1. Pick an application of deep learning different than the one that Amodei et al. discuss. You can choose one from this [article](https://bernardmarr.com/what-is-deep-learning-ai-a-simple-guide-with-8-practical-examples/) or elsewhere. Explain how 2-3 failure modes can manifest. Be sure to provide separate explanations for each failure mode that you select. (5-7 sentences)
***Artificial General Intelligence***
You may have noticed that image captioning required using two separate models. Using ResNet-50, feature vectors were generated from images in the Flickr 8k dataset. This step encoded the images. Using either RNN or Transformer models, captions were generated from the encoded images. This is an example of combining two separate models to perform a task that neither model could achieve on its own. The composition of deep learning models specialized for one task allows for novel applications to many more tasks. Skim this [article](https://dataconomy.com/2022/06/artificial-narrow-intelligence/) to learn about Artificial Narrow Intelligence (ANI) and Artificial General Intelligence (AGI).
The clear scientific consensus is that we have not created a generally intelligent machine just yet, and are likely decades or centuries away. However, you've seen the power of combining deep learning models in this assignment.
2. Read this [piece](https://www.scientificamerican.com/article/artificial-general-intelligence-is-not-as-imminent-as-you-might-think1/) from the *Scientific American* which touches on the pitfalls of current state-of-the-art models. Do you agree that something more generally intelligent is so far off? Can we get something close to general intelligence just by composing the narrow models we have today? You can attack this from any angle you'd like—technical, philosophical, or ethical. Feel free to use ideas discussed in lecture, lab, or previous SRC content. (6-8 sentences)
## 2470-only Questions
The following are questions that are only required by students enrolled in CSCI2470.
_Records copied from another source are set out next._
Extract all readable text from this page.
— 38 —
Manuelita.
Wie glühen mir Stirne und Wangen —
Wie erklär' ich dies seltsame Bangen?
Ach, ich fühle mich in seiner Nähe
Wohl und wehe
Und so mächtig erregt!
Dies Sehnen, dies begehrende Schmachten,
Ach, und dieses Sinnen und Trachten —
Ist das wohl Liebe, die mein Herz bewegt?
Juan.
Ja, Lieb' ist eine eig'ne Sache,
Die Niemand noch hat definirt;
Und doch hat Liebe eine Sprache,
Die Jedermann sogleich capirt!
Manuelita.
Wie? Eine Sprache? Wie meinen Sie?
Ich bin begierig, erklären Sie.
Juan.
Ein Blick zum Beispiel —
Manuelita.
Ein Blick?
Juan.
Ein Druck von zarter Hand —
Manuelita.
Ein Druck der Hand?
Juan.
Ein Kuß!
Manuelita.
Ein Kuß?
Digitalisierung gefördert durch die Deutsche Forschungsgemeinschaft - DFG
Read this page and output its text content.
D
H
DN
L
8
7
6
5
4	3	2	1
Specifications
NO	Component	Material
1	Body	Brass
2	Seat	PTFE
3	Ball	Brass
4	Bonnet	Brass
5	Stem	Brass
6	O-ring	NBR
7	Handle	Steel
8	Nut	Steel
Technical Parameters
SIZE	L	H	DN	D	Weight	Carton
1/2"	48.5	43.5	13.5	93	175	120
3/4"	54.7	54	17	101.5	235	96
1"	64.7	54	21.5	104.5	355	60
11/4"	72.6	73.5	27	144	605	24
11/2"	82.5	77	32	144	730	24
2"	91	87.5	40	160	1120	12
1. What requires more parameters: single or multi-headed attention? Explain. Does this mean one necessarily trains faster than another?
2. Transformers can also be used for language modeling. In fact, they are the current state-of-the-art method used. (see https://openai.com/blog/better-language-models/). How are transformer-based language models similiar to convolution? What makes them more suited for language modeling?
:::info
**Hint:** Think about the key vectors!
:::
3. Read about BERT, a state-of-the-art transformer-based language model here: https://arxiv.org/pdf/1810.04805.pdf, and answer the following questions.
a) What do the researchers claim is novel about BERT? Why is this better than previous forms of language modeling techniques?
b) What is the masked language model objective? Describe this in 1-2 sentences.
c) Pretraining and finetuning both are forms of training a model. What’s the difference between pretraining and finetuning, and how does BERT use both techniques?